The original inspiration for TEN THOUSAND WAVES was the Morecambe Bay tragedy of 2004, in which 23 Chinese cockle-pickers died. In response to this event, Julien commissioned the poet Wang Ping to come to England and write Small Boats, a poem that is recited in the work. In the successive years, Julien has spent time in China slowly coming to understand the country and its people’s perspectives and developing the relationships that have enabled him to undertake this rich and multifaceted work.
Through conversations with academics, curators and artists both in China and the UK, Julien uncovered a symbolic body of material which he has used to create a work that explores modern and traditional Chinese values and superstitions. These are encapsulated in a fable about the goddess Mazu (played by Maggie Cheung) that comes from Fujian Province, from where the Morecambe Bay cockle-pickers originated. The Tale of Yishan Island tells the tale of 16th Century fishermen lost and in danger at sea. At the heart of the legend is the goddess figure who leads the fishermen to safety. Using this fable as a starting point Julien deftly draws on this story and the poignant connection between it and the 21st Century tragedy of Chinese migrants who died struggling to survive in the North of England.
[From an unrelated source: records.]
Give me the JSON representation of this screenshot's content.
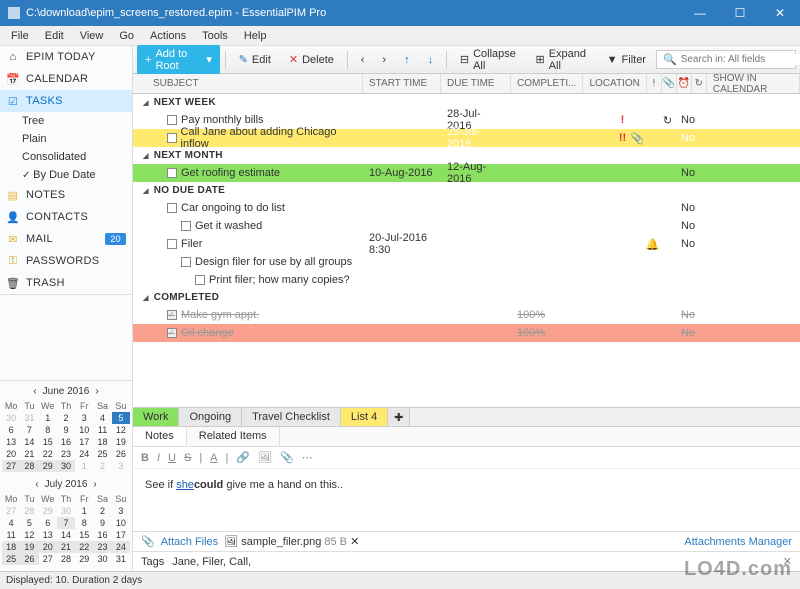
{
  "window": {
    "title": "C:\\download\\epim_screens_restored.epim - EssentialPIM Pro"
  },
  "menu": [
    "File",
    "Edit",
    "View",
    "Go",
    "Actions",
    "Tools",
    "Help"
  ],
  "sidebar": {
    "items": [
      {
        "label": "EPIM TODAY",
        "icon": "home"
      },
      {
        "label": "CALENDAR",
        "icon": "calendar"
      },
      {
        "label": "TASKS",
        "icon": "tasks",
        "active": true
      },
      {
        "label": "NOTES",
        "icon": "notes"
      },
      {
        "label": "CONTACTS",
        "icon": "contacts"
      },
      {
        "label": "MAIL",
        "icon": "mail",
        "badge": "20"
      },
      {
        "label": "PASSWORDS",
        "icon": "key"
      },
      {
        "label": "TRASH",
        "icon": "trash"
      }
    ],
    "tree": [
      {
        "label": "Tree"
      },
      {
        "label": "Plain"
      },
      {
        "label": "Consolidated"
      },
      {
        "label": "By Due Date",
        "checked": true
      }
    ]
  },
  "toolbar": {
    "add": "Add to Root",
    "edit": "Edit",
    "delete": "Delete",
    "collapse": "Collapse All",
    "expand": "Expand All",
    "filter": "Filter",
    "search_placeholder": "Search in: All fields"
  },
  "columns": {
    "subject": "SUBJECT",
    "start": "START TIME",
    "due": "DUE TIME",
    "completion": "COMPLETI...",
    "location": "LOCATION",
    "show": "SHOW IN CALENDAR"
  },
  "groups": {
    "next_week": "NEXT WEEK",
    "next_month": "NEXT MONTH",
    "no_due": "NO DUE DATE",
    "completed": "COMPLETED"
  },
  "tasks": [
    {
      "subject": "Pay monthly bills",
      "due": "28-Jul-2016",
      "show": "No",
      "priority": "!",
      "repeat": true
    },
    {
      "subject": "Call Jane about adding Chicago inflow",
      "due": "25-Jul-2016",
      "show": "No",
      "priority": "!!",
      "attach": true,
      "selected": true,
      "yellow": true
    },
    {
      "subject": "Get roofing estimate",
      "start": "10-Aug-2016",
      "due": "12-Aug-2016",
      "show": "No",
      "green": true
    },
    {
      "subject": "Car ongoing to do list",
      "show": "No",
      "marker": true
    },
    {
      "subject": "Get it washed",
      "show": "No",
      "indent": 2
    },
    {
      "subject": "Filer",
      "start": "20-Jul-2016 8:30",
      "show": "No",
      "reminder": true
    },
    {
      "subject": "Design filer for use by all groups",
      "indent": 2
    },
    {
      "subject": "Print filer; how many copies?",
      "indent": 3
    },
    {
      "subject": "Make gym appt.",
      "completion": "100%",
      "show": "No",
      "done": true
    },
    {
      "subject": "Oil change",
      "completion": "100%",
      "show": "No",
      "done": true,
      "peach": true
    }
  ],
  "detail": {
    "tabs": [
      {
        "label": "Work",
        "color": "green"
      },
      {
        "label": "Ongoing",
        "color": "grey"
      },
      {
        "label": "Travel Checklist",
        "color": "grey"
      },
      {
        "label": "List 4",
        "color": "yellow"
      }
    ],
    "subtabs": [
      "Notes",
      "Related Items"
    ],
    "body_prefix": "See if ",
    "body_link": "she",
    "body_bold": "could",
    "body_suffix": " give me a hand on this..",
    "attach_label": "Attach Files",
    "attach_file": "sample_filer.png",
    "attach_size": "85 B",
    "attach_mgr": "Attachments Manager",
    "tags_label": "Tags",
    "tags_value": "Jane, Filer, Call,"
  },
  "calendar": {
    "months": [
      {
        "label": "June  2016",
        "dow": [
          "Mo",
          "Tu",
          "We",
          "Th",
          "Fr",
          "Sa",
          "Su"
        ],
        "rows": [
          [
            {
              "d": 30,
              "dim": 1
            },
            {
              "d": 31,
              "dim": 1
            },
            {
              "d": 1
            },
            {
              "d": 2
            },
            {
              "d": 3
            },
            {
              "d": 4
            },
            {
              "d": 5,
              "today": 1
            }
          ],
          [
            {
              "d": 6
            },
            {
              "d": 7
            },
            {
              "d": 8
            },
            {
              "d": 9
            },
            {
              "d": 10
            },
            {
              "d": 11
            },
            {
              "d": 12
            }
          ],
          [
            {
              "d": 13
            },
            {
              "d": 14
            },
            {
              "d": 15
            },
            {
              "d": 16
            },
            {
              "d": 17
            },
            {
              "d": 18
            },
            {
              "d": 19
            }
          ],
          [
            {
              "d": 20
            },
            {
              "d": 21
            },
            {
              "d": 22
            },
            {
              "d": 23
            },
            {
              "d": 24
            },
            {
              "d": 25
            },
            {
              "d": 26
            }
          ],
          [
            {
              "d": 27,
              "hl": 1
            },
            {
              "d": 28,
              "hl": 1
            },
            {
              "d": 29,
              "hl": 1
            },
            {
              "d": 30,
              "hl": 1
            },
            {
              "d": 1,
              "dim": 1
            },
            {
              "d": 2,
              "dim": 1
            },
            {
              "d": 3,
              "dim": 1
            }
          ]
        ]
      },
      {
        "label": "July  2016",
        "dow": [
          "Mo",
          "Tu",
          "We",
          "Th",
          "Fr",
          "Sa",
          "Su"
        ],
        "rows": [
          [
            {
              "d": 27,
              "dim": 1
            },
            {
              "d": 28,
              "dim": 1
            },
            {
              "d": 29,
              "dim": 1
            },
            {
              "d": 30,
              "dim": 1
            },
            {
              "d": 1
            },
            {
              "d": 2
            },
            {
              "d": 3
            }
          ],
          [
            {
              "d": 4
            },
            {
              "d": 5
            },
            {
              "d": 6
            },
            {
              "d": 7,
              "hl": 1
            },
            {
              "d": 8
            },
            {
              "d": 9
            },
            {
              "d": 10
            }
          ],
          [
            {
              "d": 11
            },
            {
              "d": 12
            },
            {
              "d": 13
            },
            {
              "d": 14
            },
            {
              "d": 15
            },
            {
              "d": 16
            },
            {
              "d": 17
            }
          ],
          [
            {
              "d": 18,
              "hl": 1
            },
            {
              "d": 19,
              "hl": 1
            },
            {
              "d": 20,
              "hl": 1
            },
            {
              "d": 21,
              "hl": 1
            },
            {
              "d": 22,
              "hl": 1
            },
            {
              "d": 23,
              "hl": 1
            },
            {
              "d": 24,
              "hl": 1
            }
          ],
          [
            {
              "d": 25,
              "hl": 1
            },
            {
              "d": 26,
              "hl": 1
            },
            {
              "d": 27
            },
            {
              "d": 28
            },
            {
              "d": 29
            },
            {
              "d": 30
            },
            {
              "d": 31
            }
          ]
        ]
      }
    ]
  },
  "status": "Displayed: 10. Duration 2 days",
  "watermark": "LO4D.com"
}
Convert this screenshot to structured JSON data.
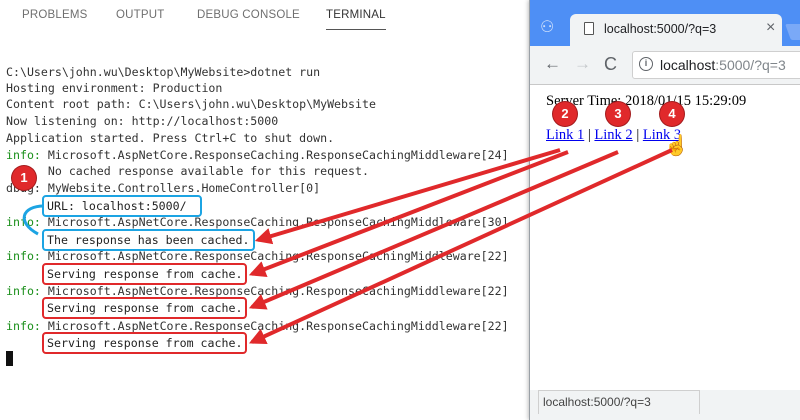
{
  "panel_tabs": [
    {
      "label": "PROBLEMS"
    },
    {
      "label": "OUTPUT"
    },
    {
      "label": "DEBUG CONSOLE"
    },
    {
      "label": "TERMINAL"
    }
  ],
  "terminal": {
    "lines": [
      {
        "prefix": "",
        "text": "C:\\Users\\john.wu\\Desktop\\MyWebsite>dotnet run"
      },
      {
        "prefix": "",
        "text": "Hosting environment: Production"
      },
      {
        "prefix": "",
        "text": "Content root path: C:\\Users\\john.wu\\Desktop\\MyWebsite"
      },
      {
        "prefix": "",
        "text": "Now listening on: http://localhost:5000"
      },
      {
        "prefix": "",
        "text": "Application started. Press Ctrl+C to shut down."
      },
      {
        "prefix": "info:",
        "text": " Microsoft.AspNetCore.ResponseCaching.ResponseCachingMiddleware[24]"
      },
      {
        "prefix": "",
        "text": "      No cached response available for this request."
      },
      {
        "prefix": "dbug:",
        "text": " MyWebsite.Controllers.HomeController[0]"
      },
      {
        "prefix": "",
        "text": ""
      },
      {
        "prefix": "info:",
        "text": " Microsoft.AspNetCore.ResponseCaching.ResponseCachingMiddleware[30]"
      },
      {
        "prefix": "",
        "text": ""
      },
      {
        "prefix": "info:",
        "text": " Microsoft.AspNetCore.ResponseCaching.ResponseCachingMiddleware[22]"
      },
      {
        "prefix": "",
        "text": ""
      },
      {
        "prefix": "",
        "text": ""
      },
      {
        "prefix": "info:",
        "text": " Microsoft.AspNetCore.ResponseCaching.ResponseCachingMiddleware[22]"
      },
      {
        "prefix": "",
        "text": ""
      },
      {
        "prefix": "",
        "text": ""
      },
      {
        "prefix": "info:",
        "text": " Microsoft.AspNetCore.ResponseCaching.ResponseCachingMiddleware[22]"
      }
    ],
    "highlights": {
      "url": "URL: localhost:5000/",
      "cached": "The response has been cached.",
      "serving_1": "Serving response from cache.",
      "serving_2": "Serving response from cache.",
      "serving_3": "Serving response from cache."
    }
  },
  "browser": {
    "tab_title": "localhost:5000/?q=3",
    "tab_close": "×",
    "address_host": "localhost",
    "address_rest": ":5000/?q=3",
    "info_glyph": "i",
    "back_glyph": "←",
    "forward_glyph": "→",
    "reload_glyph": "C",
    "server_time": "Server Time: 2018/01/15 15:29:09",
    "links": [
      {
        "label": "Link 1"
      },
      {
        "label": "Link 2"
      },
      {
        "label": "Link 3"
      }
    ],
    "separator": " | ",
    "status_url": "localhost:5000/?q=3"
  },
  "badges": [
    "1",
    "2",
    "3",
    "4"
  ],
  "colors": {
    "annotation_red": "#e0292b",
    "annotation_blue": "#1ca4e3",
    "info_green": "#1a8f1a",
    "titlebar_blue": "#4e8ff5"
  }
}
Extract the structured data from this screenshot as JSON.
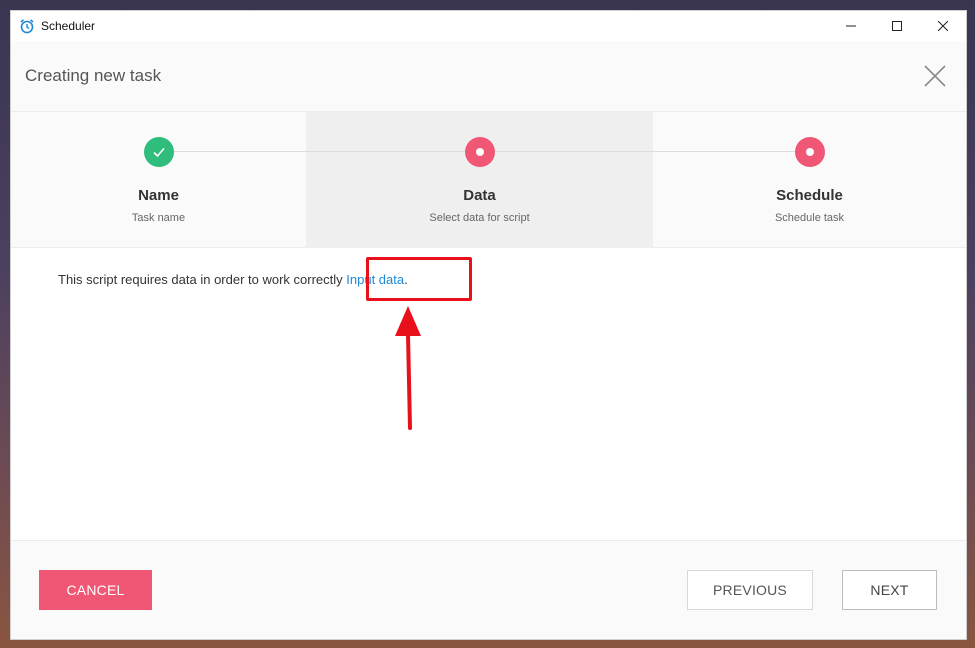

Following ideas surrounding death, spiritual displacement, and the uniquely Chinese connection with “ghosts” or “lost souls”, the film links the Shanghai of the past and present, symbolising the Chinese transition towards modernity, aspiration and affluence. Here, Julien employs the visual language of ghost stories, with recurrent figures and images appearing and disappearing. Mazu’s spectral figure traverses time and space, serving as a guide through the interlocking strands of the work. Mirroring the goddess of the fable, a ghostly protagonist (Zhao Tao) leads us through the world of Shanghai cinema via the Shanghai-
Film Studio, to a restaging by Julien of scenes from the classic Chinese film The Goddess (1934), and finally to the streets of Modern and Old Shanghai.